Ensayo sobre Arquitectura

[Saggio sopra l’architettura]. Fue publicado por Francesco Algarotti (1712-1764) en Pisa en 175-3 y reimpreso en Liorna en las Obras, 1764-1765; se publicó nuevamente en la edi­ción de Cremona, 1778-1784 y en la de Ve- necia de 1791-1794, que es la mejor, con viñetas de Raffaello Morghen y de Fran­cesco Novelli. El Ensayo aislado fue edi­tado también en Venecia en 1784, con una dedicatoria a Malvasia. En la breve diser­tación se refutan las ideas del padre Cario Lodoli (1690-1761), singular personalidad veneciana que se ocupaba práctica y teó­ricamente de las arte plásticas, especial­mente de arquitectura, y se anticipó a Semper sosteniendo el «motivo racional del estilo, en el espíritu del racionalismo ilus­trado de su tiempo» (Schlosser).

Insiste so­bre la función del material en el estilo, condenando la costumbre, prevaleciente des­de los tiempos más antiguos, de ocultar el material para que parezca otro; sostiene, con un sentido muy moderno de la arqui­tectura, que la función vital del edificio se debe expresar claramente en su representa­ción; por tanto hay que evitar, entre otras cosas, las llamativas fachadas ornamenta­les que disfrazan un armazón que no les corresponde. Ello implica en el pensador, además de una actitud anti barroca, una po­sición de escepticismo hacia la antigüedad, a la que Lodoli reprocha, en el momento del más robusto clasicismo, la irracional trans­ferencia de los sistemas estructurales de madera a los de piedra. Ahora Algarotti, refutando como dijimos, pero también ex­plotando dialécticamente los conceptos lodolianos, se opone a la idea que en un edi­ficio debe verse solamente lo que es par­te integrante, y que es «afectación y fal­sedad» todo lo que no es tal. Esta tesis, dice, induciría al arte a ser más raciona­lista que la naturaleza, que, «habiendo adornado con penachos las cabezas de nu­merosos animales, y haciendo cosas simi­lares sin ninguna utilidad ^ práctica», de­muestra complacerse también en todo lo que es puro adorno.

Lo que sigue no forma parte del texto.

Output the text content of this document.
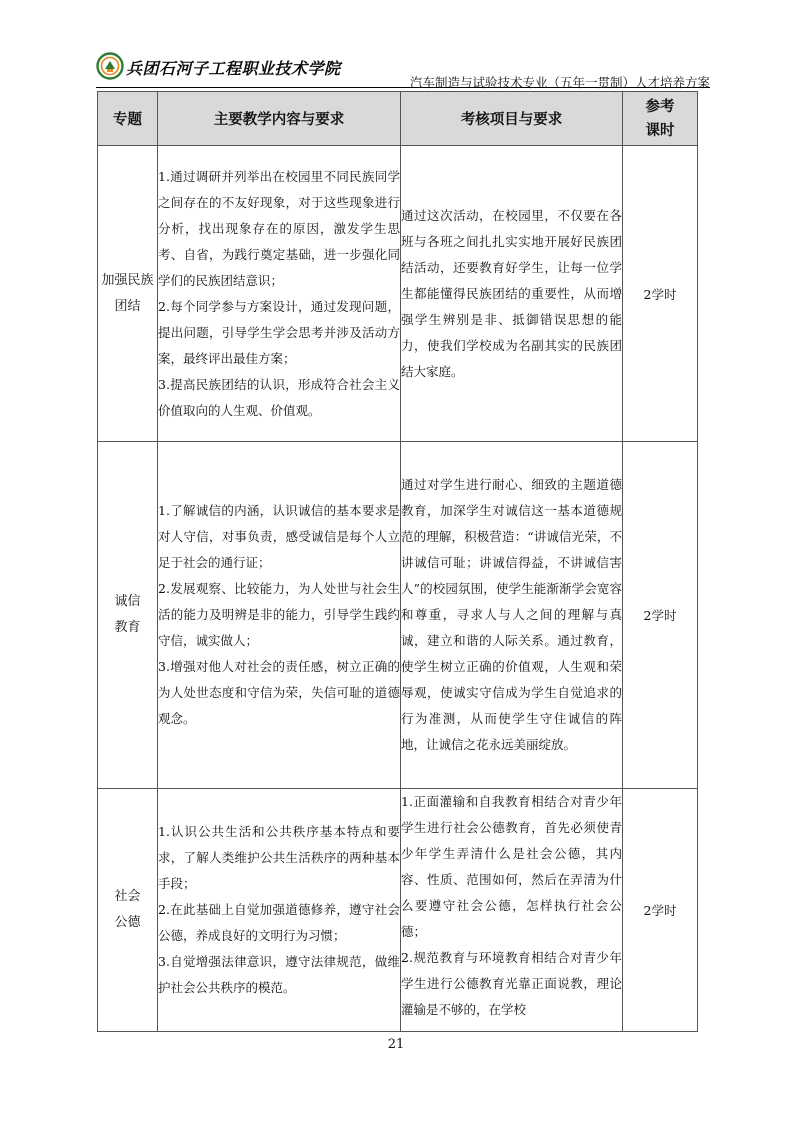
兵团石河子工程职业技术学院
汽车制造与试验技术专业（五年一贯制）人才培养方案
专题	主要教学内容与要求	考核项目与要求	参考课时

加强民族团结	1.通过调研并列举出在校园里不同民族同学之间存在的不友好现象，对于这些现象进行分析，找出现象存在的原因，激发学生思考、自省，为践行奠定基础，进一步强化同学们的民族团结意识；
2.每个同学参与方案设计，通过发现问题，提出问题，引导学生学会思考并涉及活动方案，最终评出最佳方案；
3.提高民族团结的认识，形成符合社会主义价值取向的人生观、价值观。	通过这次活动，在校园里，不仅要在各班与各班之间扎扎实实地开展好民族团结活动，还要教育好学生，让每一位学生都能懂得民族团结的重要性，从而增强学生辨别是非、抵御错误思想的能力，使我们学校成为名副其实的民族团结大家庭。	2学时

诚信教育	1.了解诚信的内涵，认识诚信的基本要求是对人守信，对事负责，感受诚信是每个人立足于社会的通行证；
2.发展观察、比较能力，为人处世与社会生活的能力及明辨是非的能力，引导学生践约守信，诚实做人；
3.增强对他人对社会的责任感，树立正确的为人处世态度和守信为荣，失信可耻的道德观念。	通过对学生进行耐心、细致的主题道德教育，加深学生对诚信这一基本道德规范的理解，积极营造：“讲诚信光荣，不讲诚信可耻；讲诚信得益，不讲诚信害人”的校园氛围，使学生能渐渐学会宽容和尊重，寻求人与人之间的理解与真诚，建立和谐的人际关系。通过教育，使学生树立正确的价值观，人生观和荣辱观，使诚实守信成为学生自觉追求的行为准测，从而使学生守住诚信的阵地，让诚信之花永远美丽绽放。	2学时

社会公德	1.认识公共生活和公共秩序基本特点和要求，了解人类维护公共生活秩序的两种基本手段；
2.在此基础上自觉加强道德修养，遵守社会公德，养成良好的文明行为习惯；
3.自觉增强法律意识，遵守法律规范，做维护社会公共秩序的模范。	1.正面灌输和自我教育相结合对青少年学生进行社会公德教育，首先必须使青少年学生弄清什么是社会公德，其内容、性质、范围如何，然后在弄清为什么要遵守社会公德，怎样执行社会公德；
2.规范教育与环境教育相结合对青少年学生进行公德教育光靠正面说教，理论灌输是不够的，在学校	2学时
21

En contra de ella, ade­más, está la obra de los mejores arquitec­tos, de Vignola, por ejemplo, y Palladio. De la coincidencia de «función» y «representa­ción» se derivarían en efecto «unas conse­cuencias demasiado terribles», ya que todos, o casi todos, los edificios considerados hasta ahora como «modelos del arte», deberían ser condenados. Por lo que se refiere a la idea de Lodoli que nada es más absurdo que hacer creer que un material es otro, Algarotti, apoyado en la autoridad de Vitruvio, sostiene que, implicando la arqui­tectura un fin originario de protección del hombre contra la intemperie, necesidad que en un principio cubrieron los árboles, la madera fue el primer material empleado. Tal uso originario imprimió a las estructu­ras caracteres esenciales, de los que los arquitectos no supieron emanciparse por completo, ni siquiera cuando la piedra y los ladrillos llegaron a ser el medio construc­tivo habitual.

La parte del tratado en que Algarotti lleva a cabo la verdadera refu­tación de las ideas de Lodoli está plantea­da sobre las discutibles objeciones que son habituales. Parte viva es más bien la enun­ciación, aunque discontinua, de las ideas de Lodoli. Como éste no dejó nada escrito, el Ensayo sobre arquitectura contribuye a hacernos conocer sus ideas que sistemáti­camente fueron ilustradas más tarde por el procurador veneciano Andrea Memmo (v. Elementos de arquitectura lodoliana). En este Ensayo Algarotti aparece como un escritor fácil y suelto, en cuyo estilo se notan claramente las influencias de los en­sayistas franceses contemporáneos; es autor, en cuanto al tema, no muy profundo, aunque de lectura fácil y especialmente un ágil y plausible divulgador de las ideas ajenas.